Q: How should I introduce Kaizen in a team? A: Don't force it. First practice yourself and show small results. When you share "This change worked well," others become interested. Create 5 minutes of "this week's Kaizen" time in weekly meetings to share success stories. It must spread bottom-up, not top-down, to become true Kaizen culture.
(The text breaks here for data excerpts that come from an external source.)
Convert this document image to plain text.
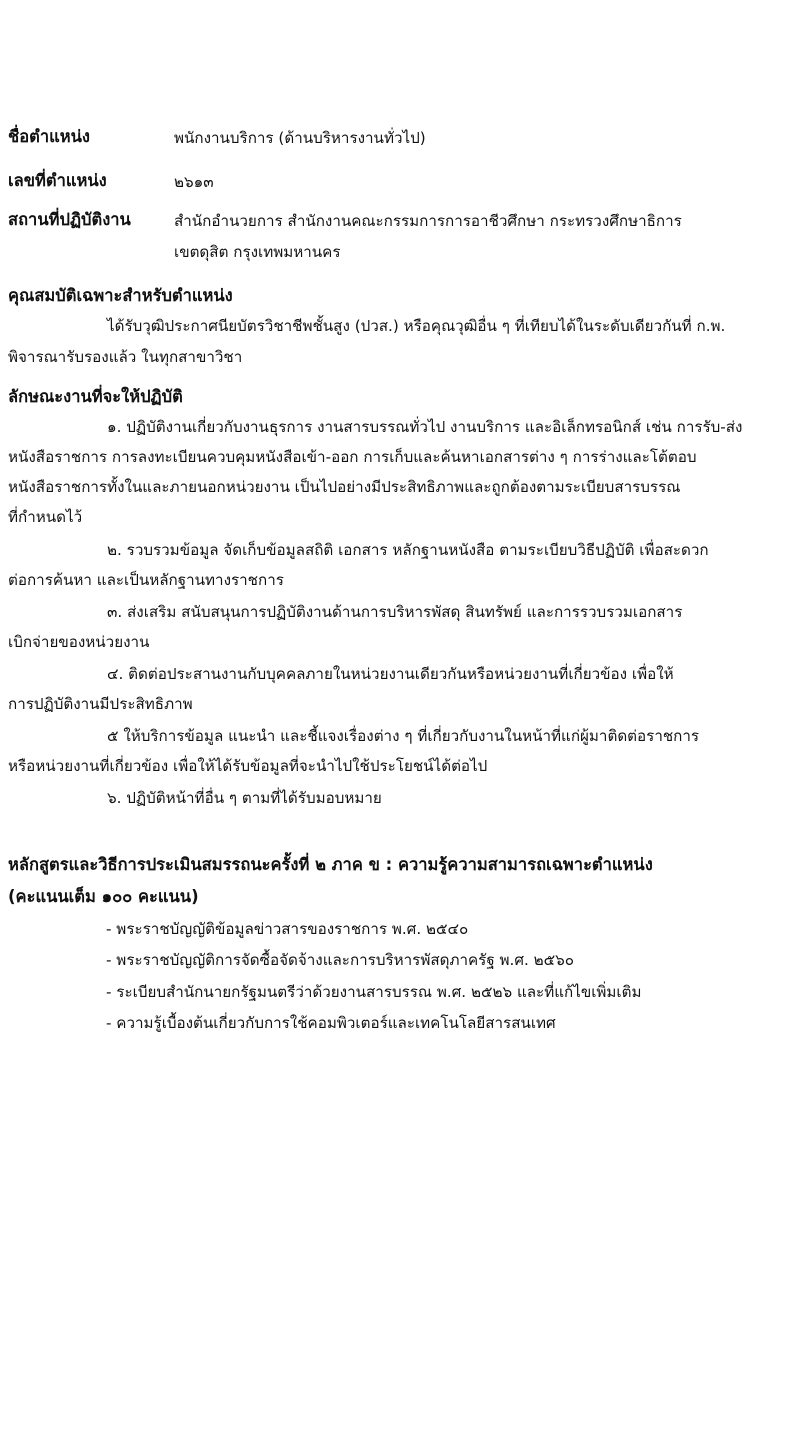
ชื่อตำแหน่ง	พนักงานบริการ (ด้านบริหารงานทั่วไป)
เลขที่ตำแหน่ง	๒๖๑๓
สถานที่ปฏิบัติงาน	สำนักอำนวยการ สำนักงานคณะกรรมการการอาชีวศึกษา กระทรวงศึกษาธิการ
เขตดุสิต กรุงเทพมหานคร
คุณสมบัติเฉพาะสำหรับตำแหน่ง
ได้รับวุฒิประกาศนียบัตรวิชาชีพชั้นสูง (ปวส.) หรือคุณวุฒิอื่น ๆ ที่เทียบได้ในระดับเดียวกันที่ ก.พ.
พิจารณารับรองแล้ว ในทุกสาขาวิชา
ลักษณะงานที่จะให้ปฏิบัติ
๑. ปฏิบัติงานเกี่ยวกับงานธุรการ งานสารบรรณทั่วไป งานบริการ และอิเล็กทรอนิกส์ เช่น การรับ-ส่ง
หนังสือราชการ การลงทะเบียนควบคุมหนังสือเข้า-ออก การเก็บและค้นหาเอกสารต่าง ๆ การร่างและโต้ตอบ
หนังสือราชการทั้งในและภายนอกหน่วยงาน เป็นไปอย่างมีประสิทธิภาพและถูกต้องตามระเบียบสารบรรณ
ที่กำหนดไว้
๒. รวบรวมข้อมูล จัดเก็บข้อมูลสถิติ เอกสาร หลักฐานหนังสือ ตามระเบียบวิธีปฏิบัติ เพื่อสะดวก
ต่อการค้นหา และเป็นหลักฐานทางราชการ
๓. ส่งเสริม สนับสนุนการปฏิบัติงานด้านการบริหารพัสดุ สินทรัพย์ และการรวบรวมเอกสาร
เบิกจ่ายของหน่วยงาน
๔. ติดต่อประสานงานกับบุคคลภายในหน่วยงานเดียวกันหรือหน่วยงานที่เกี่ยวข้อง เพื่อให้
การปฏิบัติงานมีประสิทธิภาพ
๕ ให้บริการข้อมูล แนะนำ และชี้แจงเรื่องต่าง ๆ ที่เกี่ยวกับงานในหน้าที่แก่ผู้มาติดต่อราชการ
หรือหน่วยงานที่เกี่ยวข้อง เพื่อให้ได้รับข้อมูลที่จะนำไปใช้ประโยชน์ได้ต่อไป
๖. ปฏิบัติหน้าที่อื่น ๆ ตามที่ได้รับมอบหมาย
หลักสูตรและวิธีการประเมินสมรรถนะครั้งที่ ๒ ภาค ข : ความรู้ความสามารถเฉพาะตำแหน่ง
(คะแนนเต็ม ๑๐๐ คะแนน)
- พระราชบัญญัติข้อมูลข่าวสารของราชการ พ.ศ. ๒๕๔๐
- พระราชบัญญัติการจัดซื้อจัดจ้างและการบริหารพัสดุภาครัฐ พ.ศ. ๒๕๖๐
- ระเบียบสำนักนายกรัฐมนตรีว่าด้วยงานสารบรรณ พ.ศ. ๒๕๒๖ และที่แก้ไขเพิ่มเติม
- ความรู้เบื้องต้นเกี่ยวกับการใช้คอมพิวเตอร์และเทคโนโลยีสารสนเทศ
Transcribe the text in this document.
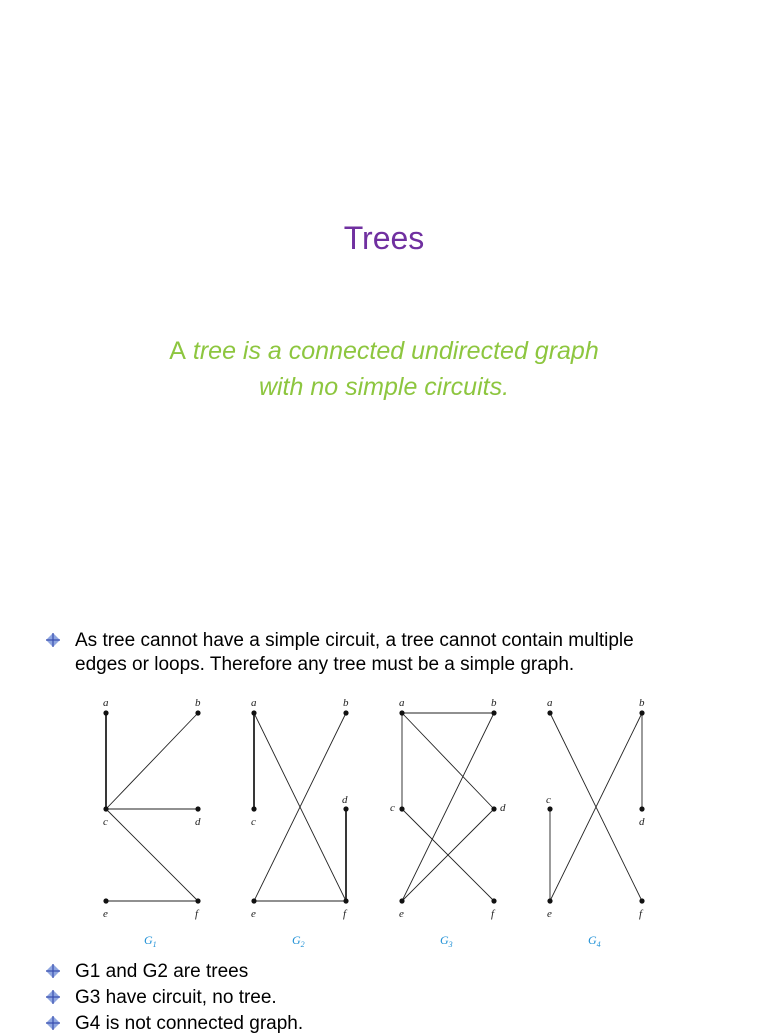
Trees
A tree is a connected undirected graph
with no simple circuits.
As tree cannot have a simple circuit, a tree cannot contain multiple
edges or loops. Therefore any tree must be a simple graph.
a	b
c	d
e	f
$G_1$
a	b
c
d
e	f
$G_2$
a	b
c	d
e	f
$G_3$
a	b
c
d
e	f
$G_4$
G1 and G2 are trees
G3 have circuit, no tree.
G4 is not connected graph.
Q: Do I need to make new improvements daily? A: No. Focus on making one improvement into a habit. Research shows it takes an average of 66 days to form a habit. After sustaining one thing for 2-3 months until it's automated, move to the next improvement. Don't try to change too many things at once.
Q: Is there a good way to record Kaizen? A: Simple is best. Write "today's 1% improvement" in one line in a notebook or record date and improvement in a spreadsheet. Complex apps or systems become burdens. The important thing is practice, not tools.
Q: What if Kaizen feels ineffective? A: Check two things. 1) Did you start small enough? If too big, it's unsustainable. 2) Did you do it long enough? Don't give up after 1-2 weeks, try for at least 2-3 months. If still no effect, try improving a different area. It might not be Kaizen itself but where you apply it that matters.
Q: I'm a perfectionist—can I be satisfied with small improvements? A: Perfectionists need Kaizen the most. Pursuing perfection often leads to starting nothing or burning out. Kaizen is practice in accepting "there is no perfection, everything can be improved." Paradoxically, accumulation of small improvements brings you closer to the excellence that perfectionism pursues.